Ася с грустью уставилась в окно.
– Ревешь, что ли? Смотри, что я придумал! – Федор требовательно подергал Асю за рукав, и она оторвала взгляд от пейзажа за окном. – Вчерашнюю встречу тебе придется описать. Коротенько так, не вдаваясь в подробности. А сегодня все будешь записывать на диктофон. У тебя же есть диктофон в телефоне, а ну-ка, дай сюда.
Федор забрал у Аси телефон, повозил пальцем по дисплею и удовлетворенно кивнул.
– Ну вот, я тебе его поближе подоткнул. Значит, как начнете говорить, жми, а дальше оно само все сделает. Конечно, у настоящих сыщиков должны быть настоящие диктофоны, но на первых порах и телефон сойдет. Давай, пока едем, потренируйся его включать не глядя.
– Это еще зачем?
– Вдруг жизнь заставит, – многозначительно ответил Федор, и следующие полчаса Ася тренировалась включать диктофон, не вынимая телефона из кармана.
– А что потом? – спросила она, когда поставленная Федором цель была достигнута.
– Потом все разговоры пишешь на диктофон и скидываешь записи мне. У меня есть отличная программка, которая эту запись преобразует в вордовский файл. Тебе останется только прочитать и все, что сочтешь не относящимся к делу, выбросить.

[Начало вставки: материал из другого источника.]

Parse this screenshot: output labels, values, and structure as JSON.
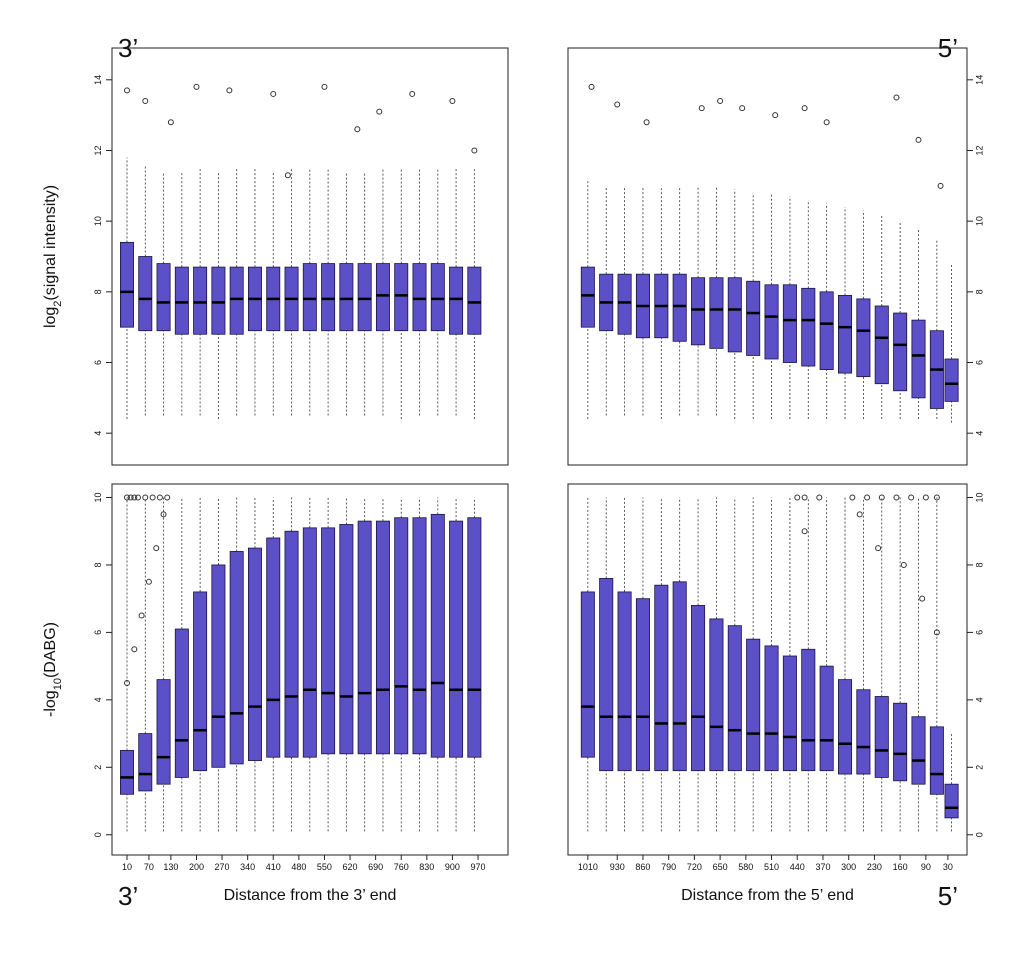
{
  "annotations": [
    "3’",
    "5’",
    "3’",
    "5’"
  ],
  "chart_data": [
    {
      "type": "box",
      "ylabel": [
        "log",
        "2",
        "(signal intensity)"
      ],
      "yaxis_side": "left",
      "color": "#5b50c8",
      "xlim": [
        -31,
        1052
      ],
      "ylim": [
        3.1,
        14.9
      ],
      "yticks": [
        4,
        6,
        8,
        10,
        12,
        14
      ],
      "x": [
        10,
        60,
        110,
        160,
        210,
        260,
        310,
        360,
        410,
        460,
        510,
        560,
        610,
        660,
        710,
        760,
        810,
        860,
        910,
        960
      ],
      "lo": [
        4.4,
        4.5,
        4.5,
        4.5,
        4.5,
        4.4,
        4.5,
        4.5,
        4.5,
        4.5,
        4.5,
        4.5,
        4.5,
        4.5,
        4.5,
        4.4,
        4.5,
        4.5,
        4.5,
        4.4
      ],
      "q1": [
        7.0,
        6.9,
        6.9,
        6.8,
        6.8,
        6.8,
        6.8,
        6.9,
        6.9,
        6.9,
        6.9,
        6.9,
        6.9,
        6.9,
        6.9,
        6.9,
        6.9,
        6.9,
        6.8,
        6.8
      ],
      "median": [
        8.0,
        7.8,
        7.7,
        7.7,
        7.7,
        7.7,
        7.8,
        7.8,
        7.8,
        7.8,
        7.8,
        7.8,
        7.8,
        7.8,
        7.9,
        7.9,
        7.8,
        7.8,
        7.8,
        7.7
      ],
      "q3": [
        9.4,
        9.0,
        8.8,
        8.7,
        8.7,
        8.7,
        8.7,
        8.7,
        8.7,
        8.7,
        8.8,
        8.8,
        8.8,
        8.8,
        8.8,
        8.8,
        8.8,
        8.8,
        8.7,
        8.7
      ],
      "hi": [
        11.8,
        11.6,
        11.4,
        11.4,
        11.5,
        11.4,
        11.5,
        11.5,
        11.4,
        11.5,
        11.5,
        11.5,
        11.4,
        11.4,
        11.5,
        11.5,
        11.5,
        11.5,
        11.5,
        11.5
      ],
      "outliers": {
        "x": [
          10,
          60,
          130,
          200,
          290,
          410,
          450,
          550,
          640,
          700,
          790,
          900,
          960
        ],
        "y": [
          13.7,
          13.4,
          12.8,
          13.8,
          13.7,
          13.6,
          11.3,
          13.8,
          12.6,
          13.1,
          13.6,
          13.4,
          12.0
        ]
      }
    },
    {
      "type": "box",
      "yaxis_side": "right",
      "color": "#5b50c8",
      "xlim": [
        1064,
        -22
      ],
      "ylim": [
        3.1,
        14.9
      ],
      "yticks": [
        4,
        6,
        8,
        10,
        12,
        14
      ],
      "x": [
        1010,
        960,
        910,
        860,
        810,
        760,
        710,
        660,
        610,
        560,
        510,
        460,
        410,
        360,
        310,
        260,
        210,
        160,
        110,
        60,
        20
      ],
      "lo": [
        4.4,
        4.5,
        4.5,
        4.5,
        4.4,
        4.5,
        4.5,
        4.5,
        4.4,
        4.4,
        4.4,
        4.4,
        4.4,
        4.4,
        4.4,
        4.4,
        4.4,
        4.4,
        4.4,
        4.4,
        4.3
      ],
      "q1": [
        7.0,
        6.9,
        6.8,
        6.7,
        6.7,
        6.6,
        6.5,
        6.4,
        6.3,
        6.2,
        6.1,
        6.0,
        5.9,
        5.8,
        5.7,
        5.6,
        5.4,
        5.2,
        5.0,
        4.7,
        4.9
      ],
      "median": [
        7.9,
        7.7,
        7.7,
        7.6,
        7.6,
        7.6,
        7.5,
        7.5,
        7.5,
        7.4,
        7.3,
        7.2,
        7.2,
        7.1,
        7.0,
        6.9,
        6.7,
        6.5,
        6.2,
        5.8,
        5.4
      ],
      "q3": [
        8.7,
        8.5,
        8.5,
        8.5,
        8.5,
        8.5,
        8.4,
        8.4,
        8.4,
        8.3,
        8.2,
        8.2,
        8.1,
        8.0,
        7.9,
        7.8,
        7.6,
        7.4,
        7.2,
        6.9,
        6.1
      ],
      "hi": [
        11.2,
        11.0,
        11.0,
        11.0,
        11.0,
        11.0,
        11.0,
        11.0,
        10.9,
        10.8,
        10.8,
        10.7,
        10.6,
        10.5,
        10.4,
        10.3,
        10.2,
        10.0,
        9.8,
        9.5,
        8.8
      ],
      "outliers": {
        "x": [
          1000,
          930,
          850,
          700,
          650,
          590,
          500,
          420,
          360,
          170,
          110,
          50
        ],
        "y": [
          13.8,
          13.3,
          12.8,
          13.2,
          13.4,
          13.2,
          13.0,
          13.2,
          12.8,
          13.5,
          12.3,
          11.0
        ]
      }
    },
    {
      "type": "box",
      "ylabel": [
        "-log",
        "10",
        "(DABG)"
      ],
      "xlabel": "Distance from the 3’ end",
      "yaxis_side": "left",
      "color": "#5b50c8",
      "xlim": [
        -31,
        1052
      ],
      "ylim": [
        -0.6,
        10.4
      ],
      "yticks": [
        0,
        2,
        4,
        6,
        8,
        10
      ],
      "xticks": [
        10,
        70,
        130,
        200,
        270,
        340,
        410,
        480,
        550,
        620,
        690,
        760,
        830,
        900,
        970
      ],
      "x": [
        10,
        60,
        110,
        160,
        210,
        260,
        310,
        360,
        410,
        460,
        510,
        560,
        610,
        660,
        710,
        760,
        810,
        860,
        910,
        960
      ],
      "lo": [
        0.1,
        0.1,
        0.1,
        0.1,
        0.1,
        0.1,
        0.1,
        0.1,
        0.1,
        0.1,
        0.1,
        0.1,
        0.1,
        0.1,
        0.1,
        0.1,
        0.1,
        0.1,
        0.1,
        0.1
      ],
      "q1": [
        1.2,
        1.3,
        1.5,
        1.7,
        1.9,
        2.0,
        2.1,
        2.2,
        2.3,
        2.3,
        2.3,
        2.4,
        2.4,
        2.4,
        2.4,
        2.4,
        2.4,
        2.3,
        2.3,
        2.3
      ],
      "median": [
        1.7,
        1.8,
        2.3,
        2.8,
        3.1,
        3.5,
        3.6,
        3.8,
        4.0,
        4.1,
        4.3,
        4.2,
        4.1,
        4.2,
        4.3,
        4.4,
        4.3,
        4.5,
        4.3,
        4.3
      ],
      "q3": [
        2.5,
        3.0,
        4.6,
        6.1,
        7.2,
        8.0,
        8.4,
        8.5,
        8.8,
        9.0,
        9.1,
        9.1,
        9.2,
        9.3,
        9.3,
        9.4,
        9.4,
        9.5,
        9.3,
        9.4
      ],
      "hi": [
        10,
        10,
        10,
        10,
        10,
        10,
        10,
        10,
        10,
        10,
        10,
        10,
        10,
        10,
        10,
        10,
        10,
        10,
        10,
        10
      ],
      "outliers": {
        "x": [
          10,
          20,
          30,
          40,
          60,
          80,
          100,
          120,
          10,
          30,
          50,
          70,
          90,
          110
        ],
        "y": [
          10,
          10,
          10,
          10,
          10,
          10,
          10,
          10,
          4.5,
          5.5,
          6.5,
          7.5,
          8.5,
          9.5
        ]
      }
    },
    {
      "type": "box",
      "xlabel": "Distance from the 5’ end",
      "yaxis_side": "right",
      "color": "#5b50c8",
      "xlim": [
        1064,
        -22
      ],
      "ylim": [
        -0.6,
        10.4
      ],
      "yticks": [
        0,
        2,
        4,
        6,
        8,
        10
      ],
      "xticks": [
        1010,
        930,
        860,
        790,
        720,
        650,
        580,
        510,
        440,
        370,
        300,
        230,
        160,
        90,
        30
      ],
      "x": [
        1010,
        960,
        910,
        860,
        810,
        760,
        710,
        660,
        610,
        560,
        510,
        460,
        410,
        360,
        310,
        260,
        210,
        160,
        110,
        60,
        20
      ],
      "lo": [
        0.1,
        0.1,
        0.1,
        0.1,
        0.1,
        0.1,
        0.1,
        0.1,
        0.1,
        0.1,
        0.1,
        0.1,
        0.1,
        0.1,
        0.1,
        0.1,
        0.1,
        0.1,
        0.1,
        0.1,
        0.1
      ],
      "q1": [
        2.3,
        1.9,
        1.9,
        1.9,
        1.9,
        1.9,
        1.9,
        1.9,
        1.9,
        1.9,
        1.9,
        1.9,
        1.9,
        1.9,
        1.8,
        1.8,
        1.7,
        1.6,
        1.5,
        1.2,
        0.5
      ],
      "median": [
        3.8,
        3.5,
        3.5,
        3.5,
        3.3,
        3.3,
        3.5,
        3.2,
        3.1,
        3.0,
        3.0,
        2.9,
        2.8,
        2.8,
        2.7,
        2.6,
        2.5,
        2.4,
        2.2,
        1.8,
        0.8
      ],
      "q3": [
        7.2,
        7.6,
        7.2,
        7.0,
        7.4,
        7.5,
        6.8,
        6.4,
        6.2,
        5.8,
        5.6,
        5.3,
        5.5,
        5.0,
        4.6,
        4.3,
        4.1,
        3.9,
        3.5,
        3.2,
        1.5
      ],
      "hi": [
        10,
        10,
        10,
        10,
        10,
        10,
        10,
        10,
        10,
        10,
        10,
        10,
        10,
        10,
        10,
        10,
        10,
        10,
        10,
        10,
        3.0
      ],
      "outliers": {
        "x": [
          440,
          420,
          380,
          290,
          250,
          210,
          170,
          130,
          90,
          60,
          420,
          270,
          220,
          150,
          100,
          60
        ],
        "y": [
          10,
          10,
          10,
          10,
          10,
          10,
          10,
          10,
          10,
          10,
          9.0,
          9.5,
          8.5,
          8.0,
          7.0,
          6.0
        ]
      }
    }
  ]
}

Этим даже на обратном пути можно заняться. Я, так и быть, дам тебе свой ноут. И главное, сильно не парься – ты же не собираешься с этой писаниной на «Русского Букера» номинироваться. Или собираешься?

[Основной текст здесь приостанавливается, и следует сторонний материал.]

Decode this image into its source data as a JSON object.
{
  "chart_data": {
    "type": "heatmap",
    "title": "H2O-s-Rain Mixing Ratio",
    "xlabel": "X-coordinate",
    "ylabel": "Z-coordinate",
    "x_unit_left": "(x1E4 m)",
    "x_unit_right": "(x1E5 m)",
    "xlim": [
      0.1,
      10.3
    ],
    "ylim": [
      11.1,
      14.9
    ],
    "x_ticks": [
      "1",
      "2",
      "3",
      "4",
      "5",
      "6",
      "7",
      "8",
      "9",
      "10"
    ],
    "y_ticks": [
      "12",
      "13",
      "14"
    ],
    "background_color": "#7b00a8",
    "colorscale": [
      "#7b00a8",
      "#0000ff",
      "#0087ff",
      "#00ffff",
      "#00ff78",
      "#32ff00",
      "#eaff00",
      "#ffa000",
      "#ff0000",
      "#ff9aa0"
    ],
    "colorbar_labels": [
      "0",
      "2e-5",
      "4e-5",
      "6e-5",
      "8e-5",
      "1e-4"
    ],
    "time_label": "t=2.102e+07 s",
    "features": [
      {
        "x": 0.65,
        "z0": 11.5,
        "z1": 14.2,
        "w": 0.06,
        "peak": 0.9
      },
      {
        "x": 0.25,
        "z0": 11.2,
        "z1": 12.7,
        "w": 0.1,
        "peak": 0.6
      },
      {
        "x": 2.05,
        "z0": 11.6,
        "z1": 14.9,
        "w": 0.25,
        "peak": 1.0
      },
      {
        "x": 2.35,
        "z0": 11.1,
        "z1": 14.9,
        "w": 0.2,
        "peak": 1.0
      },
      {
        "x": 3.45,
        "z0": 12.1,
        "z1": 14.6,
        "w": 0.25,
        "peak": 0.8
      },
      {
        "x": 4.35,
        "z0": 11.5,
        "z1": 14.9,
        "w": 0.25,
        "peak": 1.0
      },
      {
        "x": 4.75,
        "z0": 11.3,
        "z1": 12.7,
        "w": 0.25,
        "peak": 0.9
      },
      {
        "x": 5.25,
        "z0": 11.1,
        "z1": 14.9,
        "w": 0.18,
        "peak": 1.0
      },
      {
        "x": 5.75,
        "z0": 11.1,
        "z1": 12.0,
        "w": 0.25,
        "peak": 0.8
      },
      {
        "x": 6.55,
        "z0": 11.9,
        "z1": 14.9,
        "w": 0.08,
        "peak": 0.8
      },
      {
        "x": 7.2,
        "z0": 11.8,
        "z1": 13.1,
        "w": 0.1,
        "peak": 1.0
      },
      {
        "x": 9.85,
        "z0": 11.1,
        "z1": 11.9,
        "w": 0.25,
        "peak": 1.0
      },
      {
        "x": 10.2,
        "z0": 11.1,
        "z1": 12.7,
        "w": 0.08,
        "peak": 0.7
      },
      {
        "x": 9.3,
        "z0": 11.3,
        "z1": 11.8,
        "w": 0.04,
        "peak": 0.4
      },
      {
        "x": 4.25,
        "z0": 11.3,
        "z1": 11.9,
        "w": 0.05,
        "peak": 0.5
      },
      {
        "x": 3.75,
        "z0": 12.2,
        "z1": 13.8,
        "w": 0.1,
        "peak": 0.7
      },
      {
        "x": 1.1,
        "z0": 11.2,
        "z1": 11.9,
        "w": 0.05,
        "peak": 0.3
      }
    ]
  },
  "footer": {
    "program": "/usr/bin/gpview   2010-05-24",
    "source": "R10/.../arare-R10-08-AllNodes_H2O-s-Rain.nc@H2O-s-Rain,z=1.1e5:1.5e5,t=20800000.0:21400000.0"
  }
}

Ася согласилась, что «Русский Букер» ей ни к чему.
– Кстати, – не унимался Лебедев, – можешь пока тихонечко рассказывать диктофону о своей встрече с Риной. Будет не так информативно, как живой диалог, но все же не ручками кропать.
Немного подумав над идеей Федора, Ася нашла ее очень даже привлекательной, и весь оставшийся путь шепотом наговаривала на диктофон историю Рины Харитоновой.

 

В кафе, где должна была состояться встреча со Светланой Карамзиной, сыщики прибыли заблаговременно. После акварельной красоты весенних улиц, расцвеченных пайетками солнечных зайчиков, кафе показалось пыльным и сонным. И пустым. «Будь я директором, распорядилась бы вытащить столики на улицу! – подумалось Асе. – Пусть прохладно, не страшно. Можно выдавать замерзшим пледы. Зато чувствуешь себя причастным к весеннему волшебству!»
Памятуя о нежелании Рины откровенничать при Федоре, Ася сразу предложила ему сесть за отдельный столик. Он немного побурчал, скорее для проформы, а затем устроился в углу, откуда хорошо просматривалось все кафе. С трудом дождавшись официанта, Федор перво-наперво потребовал пароль от Wi-Fi, затем заказал чай и пирог (какой тут у вас самый потребляемый?), надел наушники и с головой ушел во Всемирную паутину.
Светлана опоздала почти на полчаса, но на ее извинения Ася лишь энергично замотала головой, мол, без проблем. Дело в том, что Светлана была беременна, причем она двигалась так осторожно, так поддерживала живот и с таким видимым облегчением опустилась на стул, что Ася была уверена – роды могут начаться в любую минуту. Очевидно, такого же мнения был и официант, который на этот раз не заставил себя ждать. Он принес заказанный гостьей чай и притормозил у стола, словно хотел сразу получить деньги. А то вдруг у посетительницы начнутся роды, и она не в состоянии будет оплатить заказ.
– У вас это второй ребенок? – спросила Ася и мысленно выругала себя за такое безалаберное начало разговора. Как же ребенок может быть вторым, если существует Агния и к Рине Светлана приезжала, будучи в положении. Значит, это – третий? А может, она не хочет говорить об Агнии? Может, эти воспоминания ей неприятны? Ася посмотрела на Федора в поисках хотя бы мысленной поддержки, но тот лишь покачивал головой в такт неслышимой музыки и не отводил глаз от экрана.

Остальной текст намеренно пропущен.